How to make a call to a template function less verbose

Question

There is a function

template <class ...T>
void foo(std::function<void(T...)> callback);

into which I pass a callback.

I'd like to do something like

foo(bar);

where bar is, for example,

void bar(int a, long b, double c, float d);

but that gives me

error: no matching function for call to bar(void (&)(int, long int, double, float))

I have to call foo as

foo(std::function<void(int, long, double, float)>(bar));

which is too verbose. Even

foo<int, long, double, float>(bar);

would have been better.

foo(bar);

would be just ideal.

Anyway, how can I make calls to foo to be less verbose?

Edit: declaration of foo has to stay the same.

Answer 1

I'd write a wrapper function that translates the function pointer into a std::function wrapper:

template <typename... T>
void foo(std::function<void (T...)> f) {}

template <typename... T>
void foo(void (*f)(T...)) {
    foo(std::function<void (T...)>(f));
}

foo() can then be called either way:

void bar(int,double) {}

void foo_caller() {
    foo(std::function<void (int,double)>(bar));
    foo(bar);
}

Addendum: Non-static member function wrapper

Same approach can be used for pointer-to-member functions — just add another overload:

template <typename C,typename... T>
void foo(void (C::*f)(T...)) {
    foo(std::function<void (C *,T...)>(f));
}

Note the extra first parameter for the this pointer for the member function.

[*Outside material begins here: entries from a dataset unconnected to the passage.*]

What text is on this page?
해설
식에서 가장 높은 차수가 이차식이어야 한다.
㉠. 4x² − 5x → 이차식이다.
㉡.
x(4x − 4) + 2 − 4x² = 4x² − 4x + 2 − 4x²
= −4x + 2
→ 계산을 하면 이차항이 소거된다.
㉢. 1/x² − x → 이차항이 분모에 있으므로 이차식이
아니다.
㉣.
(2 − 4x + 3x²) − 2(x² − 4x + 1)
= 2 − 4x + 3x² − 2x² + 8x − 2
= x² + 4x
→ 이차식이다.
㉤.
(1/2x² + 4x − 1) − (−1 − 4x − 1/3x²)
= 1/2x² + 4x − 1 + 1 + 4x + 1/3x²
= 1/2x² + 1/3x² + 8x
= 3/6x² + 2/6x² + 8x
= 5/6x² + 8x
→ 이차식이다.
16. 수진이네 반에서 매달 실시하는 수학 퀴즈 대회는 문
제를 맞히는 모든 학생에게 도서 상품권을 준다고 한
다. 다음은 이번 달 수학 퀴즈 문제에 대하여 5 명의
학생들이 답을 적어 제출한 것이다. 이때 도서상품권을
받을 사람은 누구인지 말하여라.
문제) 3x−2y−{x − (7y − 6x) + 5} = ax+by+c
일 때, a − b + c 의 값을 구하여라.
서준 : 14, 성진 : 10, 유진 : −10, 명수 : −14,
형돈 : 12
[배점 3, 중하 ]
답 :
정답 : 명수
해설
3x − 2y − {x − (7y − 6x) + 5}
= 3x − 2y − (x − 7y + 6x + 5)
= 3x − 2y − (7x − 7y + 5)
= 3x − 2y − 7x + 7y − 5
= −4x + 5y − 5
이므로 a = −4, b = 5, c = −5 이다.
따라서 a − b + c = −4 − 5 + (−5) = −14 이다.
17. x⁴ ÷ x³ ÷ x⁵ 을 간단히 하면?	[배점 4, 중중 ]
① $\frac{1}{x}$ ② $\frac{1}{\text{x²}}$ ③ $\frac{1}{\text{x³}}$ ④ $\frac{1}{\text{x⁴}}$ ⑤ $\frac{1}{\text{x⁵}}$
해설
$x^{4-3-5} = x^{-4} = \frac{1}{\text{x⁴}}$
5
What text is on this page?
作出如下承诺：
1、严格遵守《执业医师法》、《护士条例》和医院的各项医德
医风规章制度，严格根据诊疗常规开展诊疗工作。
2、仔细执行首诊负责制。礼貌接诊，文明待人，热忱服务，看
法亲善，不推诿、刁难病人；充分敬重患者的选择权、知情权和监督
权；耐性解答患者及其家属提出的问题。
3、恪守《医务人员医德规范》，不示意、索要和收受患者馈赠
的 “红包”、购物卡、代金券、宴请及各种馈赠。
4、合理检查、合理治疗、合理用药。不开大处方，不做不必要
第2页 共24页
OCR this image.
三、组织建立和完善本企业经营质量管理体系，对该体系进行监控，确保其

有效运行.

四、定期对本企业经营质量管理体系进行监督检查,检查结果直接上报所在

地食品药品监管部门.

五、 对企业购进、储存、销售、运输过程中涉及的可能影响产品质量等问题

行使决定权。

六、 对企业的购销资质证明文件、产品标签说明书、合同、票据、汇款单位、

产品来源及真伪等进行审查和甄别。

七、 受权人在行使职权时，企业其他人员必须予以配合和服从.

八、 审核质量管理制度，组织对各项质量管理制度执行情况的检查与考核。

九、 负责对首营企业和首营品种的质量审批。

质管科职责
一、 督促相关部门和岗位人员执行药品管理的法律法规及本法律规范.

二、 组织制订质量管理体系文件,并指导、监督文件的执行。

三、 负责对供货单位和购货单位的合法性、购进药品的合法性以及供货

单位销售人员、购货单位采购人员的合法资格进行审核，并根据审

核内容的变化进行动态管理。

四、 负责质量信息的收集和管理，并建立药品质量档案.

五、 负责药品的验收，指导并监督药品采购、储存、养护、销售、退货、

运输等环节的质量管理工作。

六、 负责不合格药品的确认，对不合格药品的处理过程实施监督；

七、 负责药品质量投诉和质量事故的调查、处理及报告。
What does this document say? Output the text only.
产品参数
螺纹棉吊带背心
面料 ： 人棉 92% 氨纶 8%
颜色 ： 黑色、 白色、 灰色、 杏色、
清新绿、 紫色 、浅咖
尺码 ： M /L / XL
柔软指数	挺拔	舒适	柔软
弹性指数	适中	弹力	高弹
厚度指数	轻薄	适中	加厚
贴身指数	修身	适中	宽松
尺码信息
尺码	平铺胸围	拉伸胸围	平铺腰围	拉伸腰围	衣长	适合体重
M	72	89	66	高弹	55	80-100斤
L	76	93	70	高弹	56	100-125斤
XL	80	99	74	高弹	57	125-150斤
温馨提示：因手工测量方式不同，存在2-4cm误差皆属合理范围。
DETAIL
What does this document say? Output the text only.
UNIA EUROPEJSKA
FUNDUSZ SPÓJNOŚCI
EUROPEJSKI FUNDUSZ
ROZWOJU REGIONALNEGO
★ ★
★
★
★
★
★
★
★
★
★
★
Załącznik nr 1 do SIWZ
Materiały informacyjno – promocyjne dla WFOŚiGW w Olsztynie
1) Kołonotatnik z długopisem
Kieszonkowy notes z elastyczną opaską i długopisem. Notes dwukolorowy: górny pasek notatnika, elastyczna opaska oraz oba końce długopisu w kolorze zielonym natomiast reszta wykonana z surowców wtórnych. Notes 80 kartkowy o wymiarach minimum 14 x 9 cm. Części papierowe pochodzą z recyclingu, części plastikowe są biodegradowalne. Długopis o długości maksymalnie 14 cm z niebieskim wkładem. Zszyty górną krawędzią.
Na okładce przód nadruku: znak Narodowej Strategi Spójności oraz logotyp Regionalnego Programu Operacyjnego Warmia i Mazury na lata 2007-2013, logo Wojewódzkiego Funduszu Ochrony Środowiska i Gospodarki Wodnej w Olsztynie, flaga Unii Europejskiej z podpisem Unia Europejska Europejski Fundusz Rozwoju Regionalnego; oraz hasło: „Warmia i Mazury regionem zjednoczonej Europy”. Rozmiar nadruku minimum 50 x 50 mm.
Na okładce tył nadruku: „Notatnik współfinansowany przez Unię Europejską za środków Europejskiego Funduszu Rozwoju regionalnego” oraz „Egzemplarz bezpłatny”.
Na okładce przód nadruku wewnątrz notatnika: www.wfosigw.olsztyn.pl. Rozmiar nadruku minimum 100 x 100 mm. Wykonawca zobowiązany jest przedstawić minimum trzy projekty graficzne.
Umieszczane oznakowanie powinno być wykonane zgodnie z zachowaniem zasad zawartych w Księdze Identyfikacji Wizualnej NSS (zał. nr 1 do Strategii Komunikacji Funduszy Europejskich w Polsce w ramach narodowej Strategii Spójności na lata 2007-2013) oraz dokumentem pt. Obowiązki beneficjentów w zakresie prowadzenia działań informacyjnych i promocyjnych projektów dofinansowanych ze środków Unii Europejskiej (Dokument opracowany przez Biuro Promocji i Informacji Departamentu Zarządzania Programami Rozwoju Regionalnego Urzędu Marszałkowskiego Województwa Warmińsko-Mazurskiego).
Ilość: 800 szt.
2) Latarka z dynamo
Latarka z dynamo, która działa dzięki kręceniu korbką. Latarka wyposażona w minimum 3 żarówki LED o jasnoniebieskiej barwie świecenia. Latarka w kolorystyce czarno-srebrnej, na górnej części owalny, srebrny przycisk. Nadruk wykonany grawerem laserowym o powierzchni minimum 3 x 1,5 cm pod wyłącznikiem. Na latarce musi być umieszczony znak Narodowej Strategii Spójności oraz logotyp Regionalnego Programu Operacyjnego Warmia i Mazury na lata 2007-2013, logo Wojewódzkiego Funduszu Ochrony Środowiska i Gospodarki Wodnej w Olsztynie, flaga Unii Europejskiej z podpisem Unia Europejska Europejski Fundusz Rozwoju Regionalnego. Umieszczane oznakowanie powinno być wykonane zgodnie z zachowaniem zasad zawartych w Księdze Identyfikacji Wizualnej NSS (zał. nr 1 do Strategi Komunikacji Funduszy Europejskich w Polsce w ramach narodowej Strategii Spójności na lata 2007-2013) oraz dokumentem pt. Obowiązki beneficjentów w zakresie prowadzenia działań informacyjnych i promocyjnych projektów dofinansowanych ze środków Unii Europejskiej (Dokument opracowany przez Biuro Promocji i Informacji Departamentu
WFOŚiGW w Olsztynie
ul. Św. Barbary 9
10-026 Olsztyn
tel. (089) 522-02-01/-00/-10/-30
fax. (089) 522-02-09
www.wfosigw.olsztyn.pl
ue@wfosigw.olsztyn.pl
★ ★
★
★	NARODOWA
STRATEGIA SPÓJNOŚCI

Usage is similar:

struct quux {
    void mf(char *,double) {}
};

void foo_caller() {
    foo(&quux::mf);
}

Answer 2

If you know you will pass a plain function pointer to foo, and not just any C++11 lambda, you can redefine foo as:

template <class ...T>
void foo(void(*callback)(T...)) {
   // .....
}

If you want to support lambdas, you can be more generic with the type

template <class LambdaType>
void foo(LambdaType callback) {
   // .....
}

the downside of this approach is that if you pass something that is not a function or lambda, you will get weird template error messages coming from inside of foo.

---

With your original solution the compiler has problems matching T... to int, long, double, float, probably because it is a nested type.

If I told you to match void(int, double) to MyTempalte<T...> you wouldn't know that I intend to replace T... with int, double, because you don't know what MyTemplate does with its arguments. Maybe MyTemplate is doing something weird to its template arguments first?

Same, the compiler doesn't know how to match std::function template parameters to your function pointer.